The Latest: Army investigating after training jump injuries

HATTIESBURG, Miss. (AP) — The Latest on an Army training parachute accident (all times local):

5 p.m.

The Army is investigating a night parachute training accident that injured 32 soldiers, four of them seriously enough to need hospitalization.

Col. Christopher Landers is commander of the 4th Brigade Combat Team, 25th Infantry Division. He says injuries during training jumps are fairly common. But he says the scale of this accident is fairly rare, with 87 soldiers blown into trees.

He says he knows of about a half-dozen accidents with large numbers of solders ending up in trees during his career, and each had a different cause.

Landers said the last soldier was brought down about 8 a.m. Thursday but equipment was still being retrieved that afternoon.

A town hall for paratroopers and their families will be held at the Alaska base where the brigade combat team is based.


3:30 p.m.

Authorities say four of the 32 soldiers injured in a night parachute exercise in Mississippi have been admitted to a hospital.

Forrest General Hospital trauma medical director Dr. Duncan Donald says most were hurt trying to get out of trees in the dark and falling to the ground.

Army officials say about 650 soldiers based in Alaska were jumping into Camp Shelby Joint Forces Training Center and 87 of them were blown into trees. A news release says 32 were injured.

Donald says five soldiers had fractured vertebrae, but their spinal cords were OK. He says all should be fully recovered within three months.


This item has been corrected to show that the total number of soldiers jumping was 650, and 87 were blown into trees.


2:20 p.m.

Officials say 32 parachuting soldiers were injured and 18 of them hospitalized during a night exercise in Mississippi, and one suffered a broken back.

Officials say about 650 soldiers based in Alaska were jumping in to open a 10-day training exercise at Camp Shelby Joint Forces Training Center, and 87 of them were blown into pine trees. A news release says 32 were injured.

Lt. Col. Matthew Myer is commander of the Army first parachute battalion. He wrote on Facebook that 87 soldiers were blown into trees. He said the soldier with the spinal injury was among 18 who “required care,” and are all expected to recover. He says spinal surgery was a success and the soldier “is expected to recover well.”


2 a.m.

At least 22 soldiers training at a Mississippi military base have been injured during a night parachuting exercise.

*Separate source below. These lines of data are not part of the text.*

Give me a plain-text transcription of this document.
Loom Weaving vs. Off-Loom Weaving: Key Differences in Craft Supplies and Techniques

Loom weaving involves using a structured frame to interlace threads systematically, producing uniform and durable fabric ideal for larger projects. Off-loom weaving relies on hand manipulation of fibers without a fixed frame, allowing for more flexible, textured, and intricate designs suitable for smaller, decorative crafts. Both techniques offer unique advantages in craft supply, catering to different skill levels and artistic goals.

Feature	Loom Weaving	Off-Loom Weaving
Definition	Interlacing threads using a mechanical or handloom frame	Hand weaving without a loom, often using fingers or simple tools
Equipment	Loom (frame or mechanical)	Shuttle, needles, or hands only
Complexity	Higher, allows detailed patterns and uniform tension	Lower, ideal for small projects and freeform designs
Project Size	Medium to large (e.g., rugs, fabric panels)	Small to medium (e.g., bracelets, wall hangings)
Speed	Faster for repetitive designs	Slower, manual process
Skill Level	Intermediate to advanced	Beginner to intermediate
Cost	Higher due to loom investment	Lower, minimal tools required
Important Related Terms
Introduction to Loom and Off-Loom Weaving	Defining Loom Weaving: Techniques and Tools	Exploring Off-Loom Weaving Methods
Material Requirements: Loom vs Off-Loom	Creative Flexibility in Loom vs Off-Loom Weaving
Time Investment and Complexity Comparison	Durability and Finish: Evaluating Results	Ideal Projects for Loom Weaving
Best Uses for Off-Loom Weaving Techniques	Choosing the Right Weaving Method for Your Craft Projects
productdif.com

U.S. Army spokesman John Pennell tells WDAM-TV that at least 15 people hurt at Camp Shelby were treated by medics and another seven were hospitalized. Staff Sgt. John Healy says none of the injuries are considered to be life-threatening. Camp Shelby Cmdr. Col. Bobby Ginn says the troopers belong to the 4th Brigade of the 25th Infantry Division stationed at the Joint Base Elmendorf-Richardson in Anchorage, Alaska.

Pennell says about 89 paratroopers were on the plane for the Wednesday night exercise. Healy says about 650 soldiers were involved in the exercise. About 3,000 troops from the Alaska base are at monthlong training at Camp Shelby called “Operation Arctic Anvil.”